Alan’s head came up, and his eyes lit up. ‘You do?’

Gwenn nodded, conscious of a warm upsurge of happiness. ‘I love you, Alan.’

His hand gripped hers like a vice. ‘Gwenn, can you see yourself living above the forge in Richmond?’

‘I can, if you are there.’

‘I’ll never be one of your chivalrous knights.’

‘I know. You don’t have a chivalrous bone in your body,’ Gwenn laughed, on a note of pure delight, and flung her arms about his waist to hug him. ‘But you are alive, Alan, and I love you. And that is what counts.’

Alan pushed her back against the whorled bark of an oak, threw Firebrand’s reins over a branch, and pressed his body to hers. He put his hands either side of her face. In expectation of his kiss, Gwenn closed her eyes.

He kept her waiting. ‘I’ve no land,’ he said, lips so near Gwenn’s she could feel the heat of them. ‘I work to live. If we stay in England, it will be hard. I cannot be a mercenary in England. I’ve a mind to apprentice myself to my stepfather and learn a different trade.’

She opened her eyes and smiled. ‘You’ll make the most ancient and unlikely apprentice in Christendom.’

‘Ivon taught me much as a lad.
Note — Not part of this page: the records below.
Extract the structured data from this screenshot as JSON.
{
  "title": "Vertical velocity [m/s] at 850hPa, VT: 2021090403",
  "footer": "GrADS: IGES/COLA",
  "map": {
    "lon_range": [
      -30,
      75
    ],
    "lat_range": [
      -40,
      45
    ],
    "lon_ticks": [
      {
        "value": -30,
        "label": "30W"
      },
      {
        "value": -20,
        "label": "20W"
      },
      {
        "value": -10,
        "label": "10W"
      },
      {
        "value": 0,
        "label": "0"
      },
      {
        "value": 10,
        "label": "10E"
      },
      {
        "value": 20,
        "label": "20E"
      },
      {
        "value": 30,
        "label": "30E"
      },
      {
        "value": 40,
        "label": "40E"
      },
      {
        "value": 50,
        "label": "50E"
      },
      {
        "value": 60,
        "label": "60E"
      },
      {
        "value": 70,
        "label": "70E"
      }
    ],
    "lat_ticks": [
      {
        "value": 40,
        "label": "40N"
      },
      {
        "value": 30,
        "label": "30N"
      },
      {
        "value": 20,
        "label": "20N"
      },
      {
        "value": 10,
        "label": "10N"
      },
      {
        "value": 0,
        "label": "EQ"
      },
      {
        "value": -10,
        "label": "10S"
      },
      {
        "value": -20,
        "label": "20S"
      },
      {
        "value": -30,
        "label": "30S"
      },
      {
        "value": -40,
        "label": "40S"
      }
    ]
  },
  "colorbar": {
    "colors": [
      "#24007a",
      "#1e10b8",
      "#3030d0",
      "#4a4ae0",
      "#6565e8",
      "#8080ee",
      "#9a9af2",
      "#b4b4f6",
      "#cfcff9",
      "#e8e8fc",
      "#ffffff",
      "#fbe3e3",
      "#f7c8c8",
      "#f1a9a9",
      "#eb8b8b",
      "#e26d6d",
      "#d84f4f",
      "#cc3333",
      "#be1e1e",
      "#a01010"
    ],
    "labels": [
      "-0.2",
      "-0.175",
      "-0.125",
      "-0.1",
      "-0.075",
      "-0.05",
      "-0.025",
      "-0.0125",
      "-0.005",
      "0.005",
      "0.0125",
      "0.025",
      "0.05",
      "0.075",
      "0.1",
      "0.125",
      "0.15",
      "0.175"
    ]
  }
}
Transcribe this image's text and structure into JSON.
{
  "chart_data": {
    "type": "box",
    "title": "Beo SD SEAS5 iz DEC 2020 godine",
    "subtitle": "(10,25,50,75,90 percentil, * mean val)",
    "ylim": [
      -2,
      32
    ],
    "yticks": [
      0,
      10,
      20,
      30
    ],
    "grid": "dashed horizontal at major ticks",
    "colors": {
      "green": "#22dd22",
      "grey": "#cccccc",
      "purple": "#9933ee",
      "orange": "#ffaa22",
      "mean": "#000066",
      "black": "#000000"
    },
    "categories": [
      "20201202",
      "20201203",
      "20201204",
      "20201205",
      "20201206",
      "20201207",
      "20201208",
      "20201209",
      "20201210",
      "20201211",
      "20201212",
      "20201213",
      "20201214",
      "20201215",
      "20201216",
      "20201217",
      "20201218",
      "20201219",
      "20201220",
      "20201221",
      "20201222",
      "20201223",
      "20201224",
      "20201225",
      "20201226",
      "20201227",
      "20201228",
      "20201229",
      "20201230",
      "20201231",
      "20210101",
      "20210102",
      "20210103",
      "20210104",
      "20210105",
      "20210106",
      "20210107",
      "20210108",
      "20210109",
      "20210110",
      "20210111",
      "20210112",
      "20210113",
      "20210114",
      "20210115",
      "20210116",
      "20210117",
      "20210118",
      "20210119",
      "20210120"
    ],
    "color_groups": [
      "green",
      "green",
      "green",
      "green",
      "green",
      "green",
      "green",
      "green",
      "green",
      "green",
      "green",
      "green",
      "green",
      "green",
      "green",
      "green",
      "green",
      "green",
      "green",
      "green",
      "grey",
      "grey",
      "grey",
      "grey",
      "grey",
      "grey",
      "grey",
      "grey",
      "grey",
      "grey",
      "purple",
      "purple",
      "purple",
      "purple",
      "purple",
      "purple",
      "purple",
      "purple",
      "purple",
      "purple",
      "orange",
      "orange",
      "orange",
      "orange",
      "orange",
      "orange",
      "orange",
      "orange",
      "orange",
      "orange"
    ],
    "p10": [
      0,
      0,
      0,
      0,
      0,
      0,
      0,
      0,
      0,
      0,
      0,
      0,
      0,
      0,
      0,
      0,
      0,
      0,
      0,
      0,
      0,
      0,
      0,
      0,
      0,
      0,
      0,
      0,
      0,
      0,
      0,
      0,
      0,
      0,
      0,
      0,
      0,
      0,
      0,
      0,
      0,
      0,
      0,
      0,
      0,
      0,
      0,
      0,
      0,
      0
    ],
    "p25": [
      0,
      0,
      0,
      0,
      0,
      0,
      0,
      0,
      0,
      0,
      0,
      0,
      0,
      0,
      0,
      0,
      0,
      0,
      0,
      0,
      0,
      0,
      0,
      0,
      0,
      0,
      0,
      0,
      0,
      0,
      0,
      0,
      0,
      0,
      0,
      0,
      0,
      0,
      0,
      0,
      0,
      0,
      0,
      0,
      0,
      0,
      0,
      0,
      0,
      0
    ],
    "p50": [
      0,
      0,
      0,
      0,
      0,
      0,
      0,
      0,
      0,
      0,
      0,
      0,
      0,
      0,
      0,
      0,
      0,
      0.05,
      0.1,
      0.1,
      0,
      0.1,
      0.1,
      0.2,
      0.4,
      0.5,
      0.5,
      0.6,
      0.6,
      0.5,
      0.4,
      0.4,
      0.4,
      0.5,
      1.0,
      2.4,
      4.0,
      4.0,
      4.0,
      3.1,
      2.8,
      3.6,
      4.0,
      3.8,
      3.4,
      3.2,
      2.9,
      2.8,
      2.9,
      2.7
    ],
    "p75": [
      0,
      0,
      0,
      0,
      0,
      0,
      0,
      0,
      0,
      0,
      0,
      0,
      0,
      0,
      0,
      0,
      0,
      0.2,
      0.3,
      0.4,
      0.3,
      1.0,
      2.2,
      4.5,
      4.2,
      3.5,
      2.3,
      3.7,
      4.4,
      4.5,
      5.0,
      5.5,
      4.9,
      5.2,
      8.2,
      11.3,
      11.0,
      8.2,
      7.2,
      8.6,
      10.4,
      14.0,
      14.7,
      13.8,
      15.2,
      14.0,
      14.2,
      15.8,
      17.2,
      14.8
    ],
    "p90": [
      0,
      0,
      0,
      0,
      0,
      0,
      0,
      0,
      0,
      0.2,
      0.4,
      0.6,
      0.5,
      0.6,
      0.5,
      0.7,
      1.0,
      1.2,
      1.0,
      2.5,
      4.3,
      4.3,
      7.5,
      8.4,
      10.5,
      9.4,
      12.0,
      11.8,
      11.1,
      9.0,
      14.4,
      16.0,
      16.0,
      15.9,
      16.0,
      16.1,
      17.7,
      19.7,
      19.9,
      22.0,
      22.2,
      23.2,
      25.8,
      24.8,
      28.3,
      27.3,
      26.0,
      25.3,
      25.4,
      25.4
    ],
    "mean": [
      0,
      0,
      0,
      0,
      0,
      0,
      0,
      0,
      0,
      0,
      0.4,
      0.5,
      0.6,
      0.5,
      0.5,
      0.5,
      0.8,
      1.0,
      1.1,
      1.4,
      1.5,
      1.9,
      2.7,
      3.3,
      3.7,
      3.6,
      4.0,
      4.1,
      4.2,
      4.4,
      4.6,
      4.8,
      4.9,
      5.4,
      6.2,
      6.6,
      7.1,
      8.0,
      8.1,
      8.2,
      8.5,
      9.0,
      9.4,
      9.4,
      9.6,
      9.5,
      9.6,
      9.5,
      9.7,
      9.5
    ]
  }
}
I’ll learn the rest quickly.’

‘I’m sure of it.’ His lips moved to hers.

She held him off. ‘Wait. Alan, it’s best if you know everything. My grandmother did have a gemstone, and I have it.’ Gwenn explained it all, and when she had done, Alan’s breath had stopped. He stroked back a strand of her hair. ‘Did you hear me, Alan? I’ve money and the gem–’

She got no further. With an inarticulate murmur, Alan buried his face in her hair. ‘Thank God,’ he said, in a muffled voice. ‘At last I believe you trust me.’